Athen (dpa) - Nach der Schicksalswahl in Griechenland verweigert sich die radikale Linke einem breiten Regierungsbündnis. Für Konservative und Sozialdemokraten hat sich damit der Druck erhöht, sich auf eine Koalition zu einigen.

«Wir werden in der Opposition sein», sagte Syriza-Chef Alexis Tsipras nach einem Treffen mit dem Chef der konservativen Nea Dimokratia, Antonis Samaras, am Montag. «Wir werden Gegner bleiben», fügte Tsipras hinzu.

Wahlsieger Samaras kündigte an, er werde seine Bemühungen zur Bildung einer Koalition fortsetzen. Am Nachmittag um 16.00 Uhr wollte er sich mit dem Chef der Sozialisten treffen, dem früheren Finanzminister Evangelos Venizelos. Konservative und Sozialisten verfügen nach der Wahl im griechischen Parlament über eine komfortable Mehrheit von 162 der 300 Sitze. Davon entfallen 33 Sitze auf die Pasok. Die radikale Linke war am Sonntag zweitstärkste Partei mit 71 Sitzen geworden.

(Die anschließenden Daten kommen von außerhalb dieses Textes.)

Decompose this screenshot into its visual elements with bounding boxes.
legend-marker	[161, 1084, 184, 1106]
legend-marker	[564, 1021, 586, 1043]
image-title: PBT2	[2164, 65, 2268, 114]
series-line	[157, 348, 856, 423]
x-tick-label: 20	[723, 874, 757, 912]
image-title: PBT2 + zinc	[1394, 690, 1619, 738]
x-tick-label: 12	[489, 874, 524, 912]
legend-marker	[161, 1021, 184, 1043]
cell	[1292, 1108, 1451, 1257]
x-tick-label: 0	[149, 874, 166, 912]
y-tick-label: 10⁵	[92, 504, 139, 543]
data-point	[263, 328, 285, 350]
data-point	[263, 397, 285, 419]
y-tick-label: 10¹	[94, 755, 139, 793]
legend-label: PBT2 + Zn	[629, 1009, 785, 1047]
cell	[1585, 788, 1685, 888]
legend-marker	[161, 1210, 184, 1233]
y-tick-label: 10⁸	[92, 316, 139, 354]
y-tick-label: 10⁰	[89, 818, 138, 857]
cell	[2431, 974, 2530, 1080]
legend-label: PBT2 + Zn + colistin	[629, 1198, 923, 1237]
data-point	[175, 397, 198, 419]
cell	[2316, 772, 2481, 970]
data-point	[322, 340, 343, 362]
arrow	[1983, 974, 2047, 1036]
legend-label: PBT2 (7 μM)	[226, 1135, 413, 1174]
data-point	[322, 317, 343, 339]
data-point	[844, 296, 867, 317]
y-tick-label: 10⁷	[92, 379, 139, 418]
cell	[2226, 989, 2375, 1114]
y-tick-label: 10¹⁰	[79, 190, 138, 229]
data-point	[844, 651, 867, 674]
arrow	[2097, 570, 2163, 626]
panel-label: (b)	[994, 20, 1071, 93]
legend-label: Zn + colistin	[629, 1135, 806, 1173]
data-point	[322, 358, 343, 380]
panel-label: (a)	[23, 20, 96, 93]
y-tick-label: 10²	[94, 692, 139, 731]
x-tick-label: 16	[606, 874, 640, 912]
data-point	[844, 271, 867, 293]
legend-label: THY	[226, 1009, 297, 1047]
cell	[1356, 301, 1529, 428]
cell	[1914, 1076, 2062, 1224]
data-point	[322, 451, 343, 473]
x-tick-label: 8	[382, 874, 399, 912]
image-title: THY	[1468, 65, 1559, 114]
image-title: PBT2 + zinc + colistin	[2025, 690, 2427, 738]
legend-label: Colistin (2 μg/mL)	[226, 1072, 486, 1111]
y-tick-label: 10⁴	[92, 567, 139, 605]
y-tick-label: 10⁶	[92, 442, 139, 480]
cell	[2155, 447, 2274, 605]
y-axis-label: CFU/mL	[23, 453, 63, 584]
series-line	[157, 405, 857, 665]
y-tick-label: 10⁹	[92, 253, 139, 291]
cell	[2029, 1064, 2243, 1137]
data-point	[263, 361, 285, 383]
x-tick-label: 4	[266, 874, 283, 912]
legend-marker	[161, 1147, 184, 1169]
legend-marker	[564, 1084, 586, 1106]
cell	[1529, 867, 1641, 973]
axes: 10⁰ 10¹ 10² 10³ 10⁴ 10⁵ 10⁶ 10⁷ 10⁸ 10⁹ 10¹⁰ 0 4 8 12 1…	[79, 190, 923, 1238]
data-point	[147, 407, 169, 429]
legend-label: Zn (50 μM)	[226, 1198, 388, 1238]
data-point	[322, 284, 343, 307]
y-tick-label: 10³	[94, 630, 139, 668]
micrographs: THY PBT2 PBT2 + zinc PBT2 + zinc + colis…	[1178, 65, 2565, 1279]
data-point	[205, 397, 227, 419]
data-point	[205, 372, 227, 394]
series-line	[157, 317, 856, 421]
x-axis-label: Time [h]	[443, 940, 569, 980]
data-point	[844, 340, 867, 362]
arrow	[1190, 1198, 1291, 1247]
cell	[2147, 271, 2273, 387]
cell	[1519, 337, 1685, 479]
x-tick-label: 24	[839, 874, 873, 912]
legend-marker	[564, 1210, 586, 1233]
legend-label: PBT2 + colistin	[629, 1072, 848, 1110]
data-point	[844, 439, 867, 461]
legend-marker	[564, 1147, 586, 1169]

Samaras sicherte zwar zu, dass seine Partei das mit den internationalen Geldgebern ausgehandelte Sparprogramm im Grundsatz umsetzen wolle. «Das griechische Volk will unsere europäische Politik. Wir halten das Versprochene ein», betonte er nach dem Treffen mit Tsipras. Gleichzeitig will er Griechenland mehr Luft verschaffen und Änderungen am Sparprogramm durchsetzen - vor dem Hintergrund der «quälenden Realität der Arbeitslosigkeit und anderer unglaublich schlimmer Schwierigkeiten, die jede griechische Familie erlebt».

Bundeskanzlerin Angela Merkel wertete den Ausgang der Parlamentswahl als gute Nachricht für den Euro, die Eurozone und Europa. Den konservativen Wahlsieger mahnte sie in einem Telefonat aber auch, jetzt schnell eine Regierung zu bilden. Sie gehe davon aus, dass sich Athen an seine europäischen Verpflichtungen halte: «Jetzt ist nicht die Zeit für irgendwelche Rabatte», sagte Vize-Regierungssprecher Georg Streiter.

Außenminister Guido Westerwelle (FDP) deutete dagegen an, dass sich auch die Bundesregierung mit einer Verlängerung der Fristen um mehrere Woche einverstanden erklären könnte. «Die Wahlkämpfe in Griechenland haben Zeit gekostet, wertvolle Zeit. Wir müssen sehen, wie wir damit umgehen», sagte Westerwelle in Berlin. «Entscheidend ist, dass an der Substanz des Programms keine Abstriche gemacht werden können.»

Das Europaparlament versprach einer neuen griechischen Regierung seine «konstruktive Zusammenarbeit bei einer möglichen Feinabstimmung seiner Reformstrategie und seiner wirtschaftlichen Ziele». «Wenn Griechenland zu seinen Verpflichtungen steht, dann kann die EU prüfen, was noch weiter getan werden kann, um die Krise zu überwinden», heißt es in einer Erklärung des EU-Parlamentspräsidenten Martin Schulz (SPD) vom Montag in Brüssel.

Die Märkte ließ der Wahlausgang in Griechenland am Montag etwas aufatmen: Der Dax lag gegen 14.30 Uhr 0,3 Prozent im Plus. Für die Politik war die Verschnaufpause kurz. Die Euro-Schuldenkrise dürfte auch das beherrschende Thema des G20-Gipfels in Mexiko sein.